Public Health England issued data to support the move. As Politico notes Politico notes on the findings;

The Pfizer jab is 96 percent effective against hospitalization after two doses; AstraZeneca is 92 percent effective against hospitalization after two doses.

The same source also notes straightforwardly contradictory findings from Scotland:

The Delta variant carries about double the risk of hospitalization compared with the Alpha variant first identified in the U.K., according to research from Scotland released Monday

Only one of the findings of these two pieces of research is going to be close to the truth, so different are they. And we do not know as yet, although I have remarkably little confidence in the objectivity of Public Health England at present, so skewed has their data reporting been.

Well, no actually, from his own source:

Unlike the Scottish data, the PHE data was focused on preventing serious illness needing hospital admission. The Scottish analysis of vaccine efficacy was based on preventing all infections in the community, including mild cases.

There is no contradiction between those two studies nor pieces of information.

13 thoughts on “Cretin is cretin”

  1. I have remarkably little confidence in the objectivity of Public Health England at present, so skewed has their data reporting been.

    For once I agree with the potato.

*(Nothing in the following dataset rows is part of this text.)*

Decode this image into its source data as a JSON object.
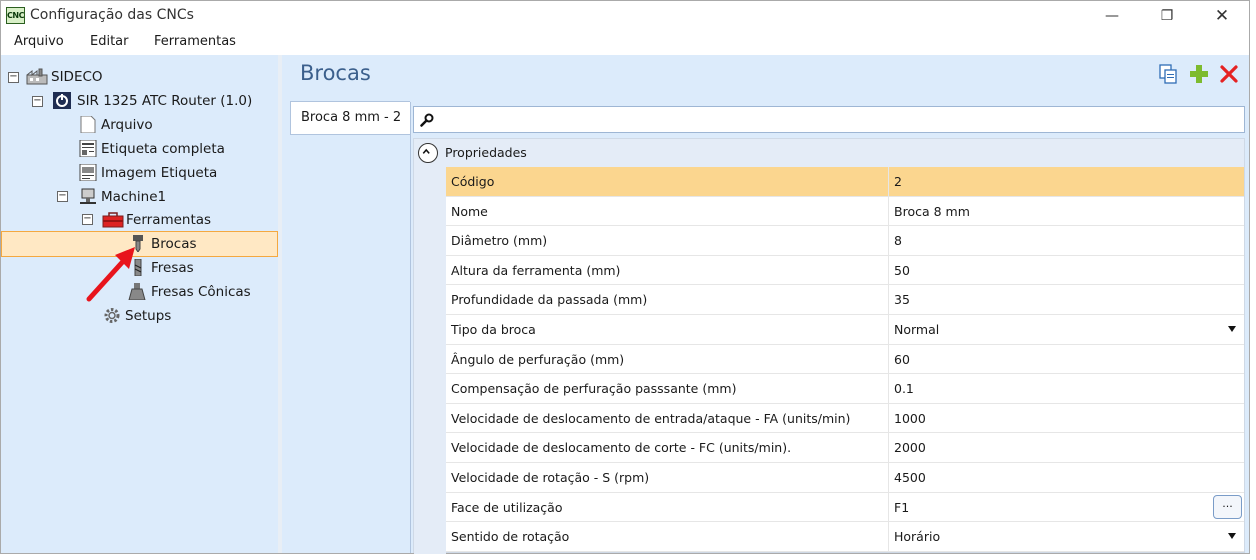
{
  "window": {
    "app_icon": "CNC",
    "title": "Configuração das CNCs",
    "minimize_icon": "—",
    "maximize_icon": "❐",
    "close_icon": "✕"
  },
  "menu": [
    "Arquivo",
    "Editar",
    "Ferramentas"
  ],
  "tree": {
    "root": "SIDECO",
    "router": "SIR 1325 ATC Router (1.0)",
    "items": [
      "Arquivo",
      "Etiqueta completa",
      "Imagem Etiqueta"
    ],
    "machine": "Machine1",
    "tools_folder": "Ferramentas",
    "tools": [
      "Brocas",
      "Fresas",
      "Fresas Cônicas"
    ],
    "setups": "Setups",
    "selected": "Brocas"
  },
  "main": {
    "title": "Brocas",
    "tab_label": "Broca 8 mm - 2",
    "group_label": "Propriedades",
    "search_value": "",
    "ellipsis_label": "...",
    "properties": [
      {
        "name": "Código",
        "value": "2",
        "selected": true
      },
      {
        "name": "Nome",
        "value": "Broca 8 mm"
      },
      {
        "name": "Diâmetro (mm)",
        "value": "8"
      },
      {
        "name": "Altura da ferramenta (mm)",
        "value": "50"
      },
      {
        "name": "Profundidade da passada (mm)",
        "value": "35"
      },
      {
        "name": "Tipo da broca",
        "value": "Normal",
        "dropdown": true
      },
      {
        "name": "Ângulo de perfuração (mm)",
        "value": "60"
      },
      {
        "name": "Compensação de perfuração passsante (mm)",
        "value": "0.1"
      },
      {
        "name": "Velocidade de deslocamento de entrada/ataque - FA (units/min)",
        "value": "1000"
      },
      {
        "name": "Velocidade de deslocamento de corte - FC (units/min).",
        "value": "2000"
      },
      {
        "name": "Velocidade de rotação - S (rpm)",
        "value": "4500"
      },
      {
        "name": "Face de utilização",
        "value": "F1",
        "ellipsis": true
      },
      {
        "name": "Sentido de rotação",
        "value": "Horário",
        "dropdown": true
      }
    ]
  },
  "colors": {
    "panel_bg": "#dcebfb",
    "selection_bg": "#ffe8c4",
    "selection_border": "#f4a840",
    "row_selected": "#fbd68f",
    "title_color": "#3b5f8c",
    "arrow": "#e8141c"
  }
}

Stopped clocks I guess.

  2. Will we know it’s working when the survival rate rises from 99.97% to 99.98%? Or are they aiming for immortality?

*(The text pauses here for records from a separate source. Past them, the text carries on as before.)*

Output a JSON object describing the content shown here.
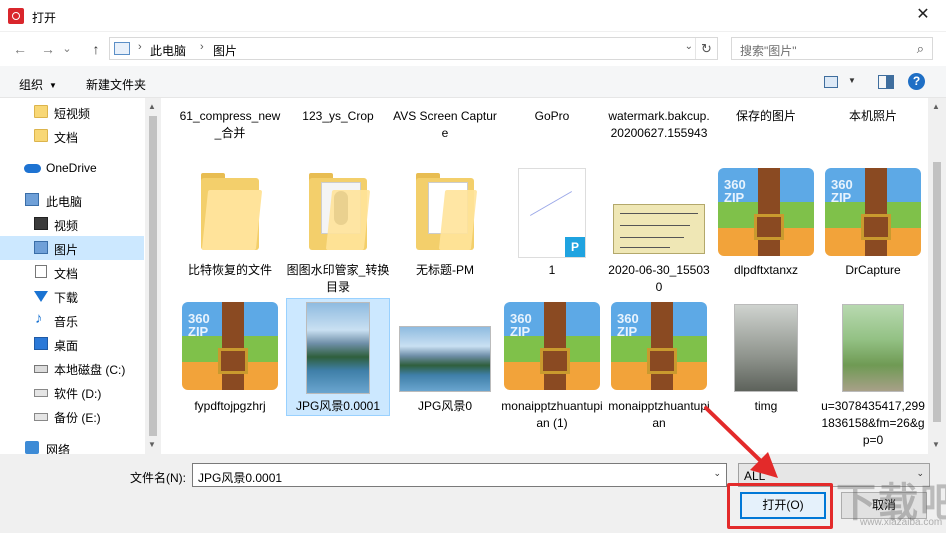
{
  "window": {
    "title": "打开",
    "close_glyph": "✕"
  },
  "nav": {
    "back": "←",
    "forward": "→",
    "dropdown": "⌄",
    "up": "↑"
  },
  "address": {
    "sep1": "›",
    "crumb1": "此电脑",
    "sep2": "›",
    "crumb2": "图片",
    "dropdown": "⌄",
    "refresh": "↻"
  },
  "search": {
    "placeholder": "搜索\"图片\"",
    "icon": "⌕"
  },
  "toolbar": {
    "organize": "组织",
    "new_folder": "新建文件夹",
    "help": "?"
  },
  "sidebar": {
    "items": [
      {
        "label": "短视频",
        "icon": "folder"
      },
      {
        "label": "文档",
        "icon": "folder"
      },
      {
        "label": "OneDrive",
        "icon": "cloud"
      },
      {
        "label": "此电脑",
        "icon": "pc"
      },
      {
        "label": "视频",
        "icon": "video"
      },
      {
        "label": "图片",
        "icon": "picture"
      },
      {
        "label": "文档",
        "icon": "document"
      },
      {
        "label": "下载",
        "icon": "download"
      },
      {
        "label": "音乐",
        "icon": "music"
      },
      {
        "label": "桌面",
        "icon": "desktop"
      },
      {
        "label": "本地磁盘 (C:)",
        "icon": "drive"
      },
      {
        "label": "软件 (D:)",
        "icon": "drive"
      },
      {
        "label": "备份 (E:)",
        "icon": "drive"
      },
      {
        "label": "网络",
        "icon": "network"
      }
    ],
    "selected": "图片"
  },
  "files": {
    "row1": [
      "61_compress_new_合并",
      "123_ys_Crop",
      "AVS Screen Capture",
      "GoPro",
      "watermark.bakcup.20200627.155943",
      "保存的图片",
      "本机照片"
    ],
    "row2": [
      "比特恢复的文件",
      "图图水印管家_转换目录",
      "无标题-PM",
      "1",
      "2020-06-30_155030",
      "dlpdftxtanxz",
      "DrCapture"
    ],
    "row3": [
      "fypdftojpgzhrj",
      "JPG风景0.0001",
      "JPG风景0",
      "monaipptzhuantupian (1)",
      "monaipptzhuantupian",
      "timg",
      "u=3078435417,2991836158&fm=26&gp=0"
    ],
    "zip_tag": "360\nZIP",
    "pdf_badge": "P",
    "selected": "JPG风景0.0001"
  },
  "bottom": {
    "filename_label": "文件名(N):",
    "filename_value": "JPG风景0.0001",
    "filter_value": "ALL",
    "open_label": "打开(O)",
    "cancel_label": "取消",
    "dropdown": "⌄"
  },
  "scroll": {
    "up": "▲",
    "down": "▼"
  },
  "watermark": {
    "main": "下载吧",
    "sub": "www.xiazaiba.com"
  },
  "colors": {
    "accent": "#0078d7",
    "selection": "#cce8ff",
    "annotation": "#e32a2a"
  }
}
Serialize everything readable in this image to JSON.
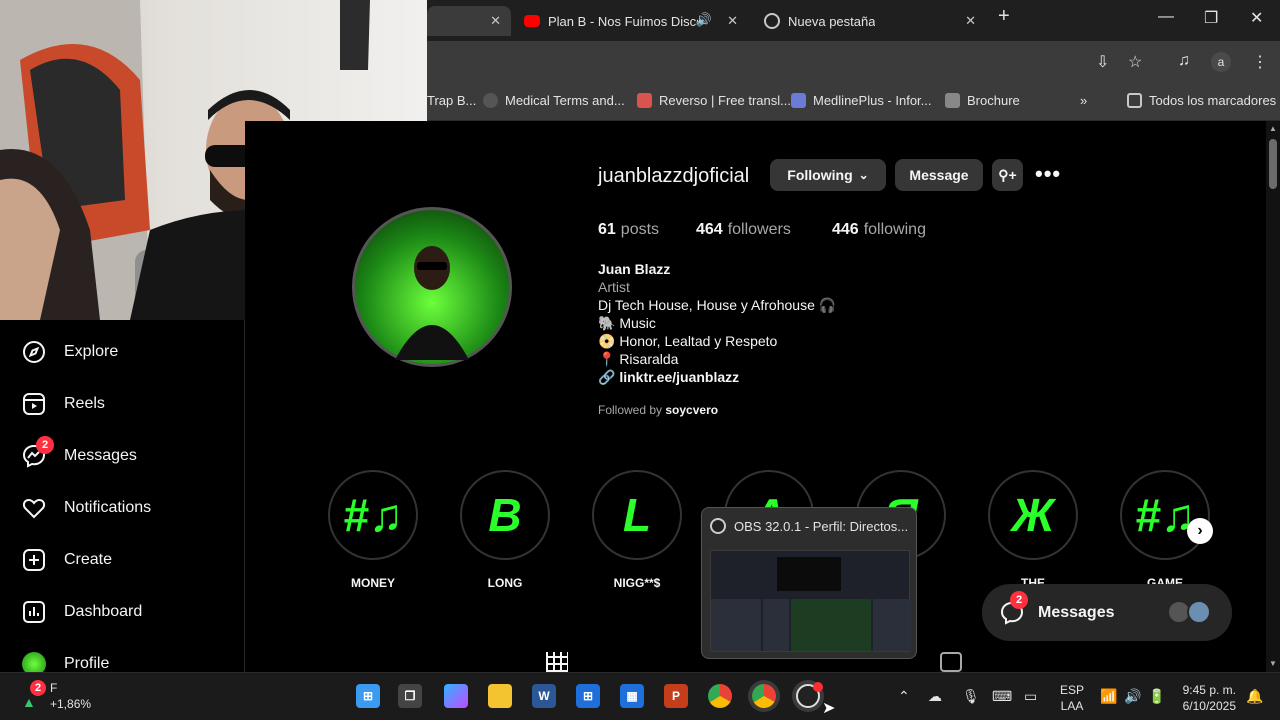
{
  "browser": {
    "tabs": [
      {
        "title": "",
        "active": true
      },
      {
        "title": "Plan B - Nos Fuimos Discote",
        "audio": true
      },
      {
        "title": "Nueva pestaña"
      }
    ],
    "profile_initial": "a",
    "bookmarks": [
      {
        "label": "Trap B..."
      },
      {
        "label": "Medical Terms and..."
      },
      {
        "label": "Reverso | Free transl..."
      },
      {
        "label": "MedlinePlus - Infor..."
      },
      {
        "label": "Brochure"
      }
    ],
    "all_bookmarks": "Todos los marcadores"
  },
  "sidebar": {
    "items": [
      {
        "label": "Explore",
        "icon": "compass-icon"
      },
      {
        "label": "Reels",
        "icon": "reels-icon"
      },
      {
        "label": "Messages",
        "icon": "messenger-icon",
        "badge": "2"
      },
      {
        "label": "Notifications",
        "icon": "heart-icon"
      },
      {
        "label": "Create",
        "icon": "plus-square-icon"
      },
      {
        "label": "Dashboard",
        "icon": "chart-icon"
      },
      {
        "label": "Profile",
        "icon": "avatar-icon"
      }
    ]
  },
  "profile": {
    "username": "juanblazzdjoficial",
    "following_btn": "Following",
    "message_btn": "Message",
    "posts_count": "61",
    "posts_label": "posts",
    "followers_count": "464",
    "followers_label": "followers",
    "following_count": "446",
    "following_label": "following",
    "name": "Juan Blazz",
    "category": "Artist",
    "bio": [
      "Dj Tech House, House y Afrohouse 🎧",
      "🐘 Music",
      "📀 Honor, Lealtad y Respeto",
      "📍 Risaralda"
    ],
    "link": "linktr.ee/juanblazz",
    "followed_by_prefix": "Followed by",
    "followed_by_user": "soycvero"
  },
  "highlights": [
    {
      "label": "MONEY",
      "glyph": "#♫"
    },
    {
      "label": "LONG",
      "glyph": "B"
    },
    {
      "label": "NIGG**$",
      "glyph": "L"
    },
    {
      "label": "",
      "glyph": "A"
    },
    {
      "label": "",
      "glyph": "Я"
    },
    {
      "label": "THE",
      "glyph": "Ж"
    },
    {
      "label": "GAME",
      "glyph": "#♫"
    }
  ],
  "messages_pill": {
    "label": "Messages",
    "badge": "2"
  },
  "obs_preview": {
    "title": "OBS 32.0.1 - Perfil: Directos..."
  },
  "taskbar": {
    "stock_badge": "2",
    "stock_label": "F",
    "stock_change": "+1,86%",
    "lang_top": "ESP",
    "lang_bottom": "LAA",
    "time": "9:45 p. m.",
    "date": "6/10/2025"
  },
  "colors": {
    "accent_green": "#2bff2b",
    "badge_red": "#ff3040",
    "panel": "#363636"
  }
}
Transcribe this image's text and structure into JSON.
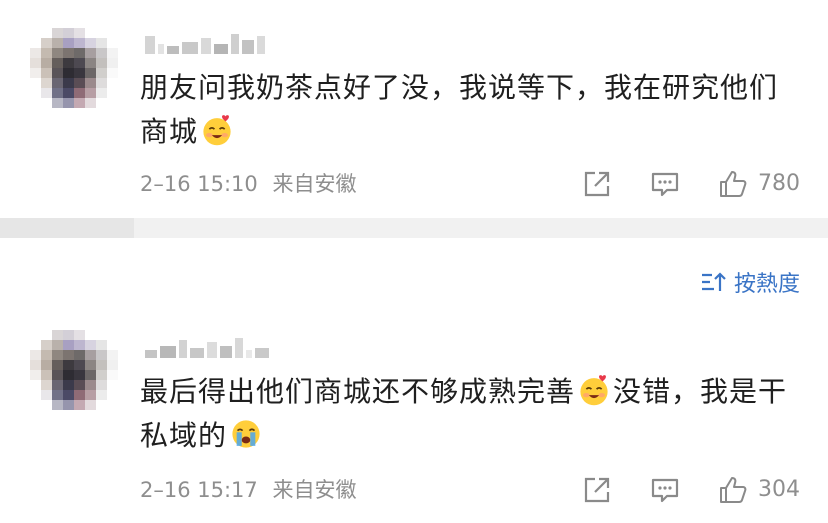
{
  "comments": [
    {
      "text_before_emoji": "朋友问我奶茶点好了没，我说等下，我在研究他们商城",
      "text_after_emoji": "",
      "emoji": "smile-with-heart-emoji",
      "date": "2–16 15:10",
      "location": "来自安徽",
      "likes": "780"
    },
    {
      "text_before_emoji": "最后得出他们商城还不够成熟完善",
      "text_after_emoji": "没错，我是干私域的",
      "emoji": "smile-with-heart-emoji",
      "emoji_end": "crying-emoji",
      "date": "2–16 15:17",
      "location": "来自安徽",
      "likes": "304"
    }
  ],
  "sort": {
    "label": "按熱度",
    "icon": "sort-icon"
  },
  "colors": {
    "link": "#3a74c6",
    "meta": "#8e8e8e",
    "divider": "#f1f1f1",
    "emoji_yellow": "#ffce3b",
    "heart": "#e8394a",
    "tear": "#4aa6ee"
  }
}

  3. One can understand why Spud’s so concerned. He’s narrowly evaded dying of Covid twice. Twice! Considering he only narrowly evaded Auschwitz by being born in the wrong country, a member of the wrong religion 15 years too late. Close squeeze that one.

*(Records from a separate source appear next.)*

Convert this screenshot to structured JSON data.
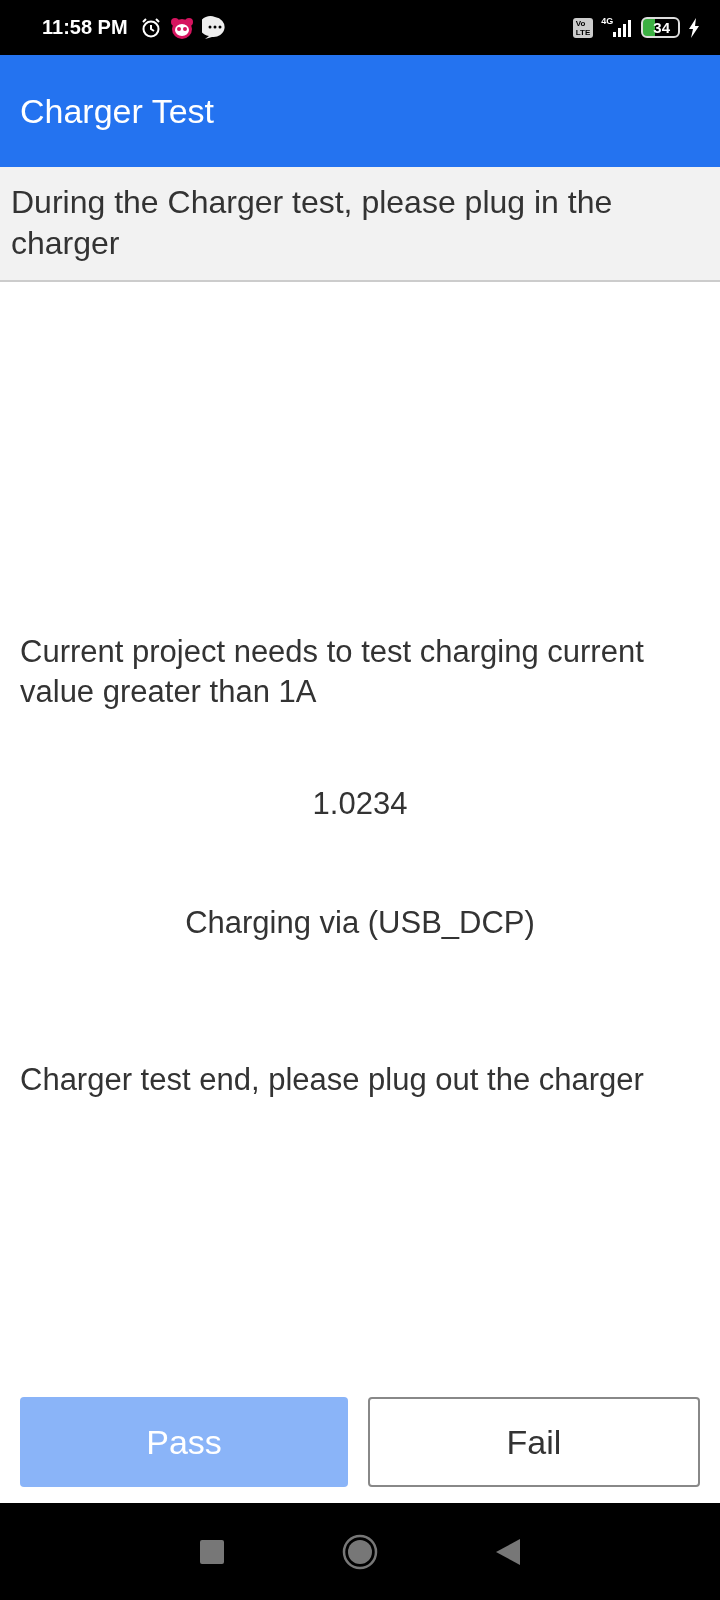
{
  "status_bar": {
    "time": "11:58 PM",
    "network": "4G",
    "battery": "34",
    "volte_top": "Vo",
    "volte_bottom": "LTE"
  },
  "app_bar": {
    "title": "Charger Test"
  },
  "instruction": "During the Charger test, please plug in the charger",
  "requirement": "Current project needs to test charging current value greater than 1A",
  "current_value": "1.0234",
  "charging_source": "Charging via (USB_DCP)",
  "end_message": "Charger test end, please plug out the charger",
  "buttons": [
    {
      "label": "Pass",
      "kind": "primary",
      "disabled": true
    },
    {
      "label": "Fail",
      "kind": "outline",
      "disabled": false
    }
  ]
}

  4. Going from “98 percent effective” to “96 percent effective” would “double the risk of hospitalisation”. Four percent is twice two percent.

    This is why relative risk is often not particularly useful. If you go swimming in the ocean you MASSIVELY increase your risk of shark attack. You don’t just double it, you increase it by many orders of magnitude compared to if you’d stayed on dry land. But, like with our 4-percent-of-people-who-already-have-a-COVID-infection, the absolute risk is nowhere near as sensational.

    How do you get to be a professor without basic primary school arithmetic?

  5. Hardly deserved, Diogenes. Solely telling it like it is. If I’d referenced his suffering in the Great Irish Potato Famine, I’d only be making stuff up. Probably

  6. “analysis of vaccine efficacy was based on preventing all infections in the community”

    Obvs the vaccine doesn’t work on you unless you get infected. The whole point is that it has primed your immune system to fight off the infection. So what can the quoted excerpt mean? Does it refer to your reduced capacity to infect someone else because you’ve been vaccinated?

    Or is it a simple case of a journalist write pish?

  7. @ Dearieme
    Logically it should mean the efficacy in preventing all infections including those of non-vaccinated people by non-vaccinated people.
    Is it reasonable to assume that politico has simply not understood what it was saying [I did check: I had expected it would be the Grauniad]
    Off-topic – today “The Spectator” has published a statement a new AstraZeneca treatment has no advantage over a placebo, linking to a report that it is 33% more effective!

  8. @lgh

    I often see this stat quoted that survival rates are 99.7 or 99.8 but cannot find anything to back it up. At ourworldindata, the global CFR has never dipped below 2%. Their cumulative cases is 176.27 million vs 3.8 million deaths ~ 2.1% CFR

  9. Didn’t the Spud once say words to the effect that he knew relatives who had suffered in that legendary famine?

  10. The longevity of the Murphy family is the talk of geneticists world wide. It may harbour the long sought immortality gene so far only seen in certain tapeworms.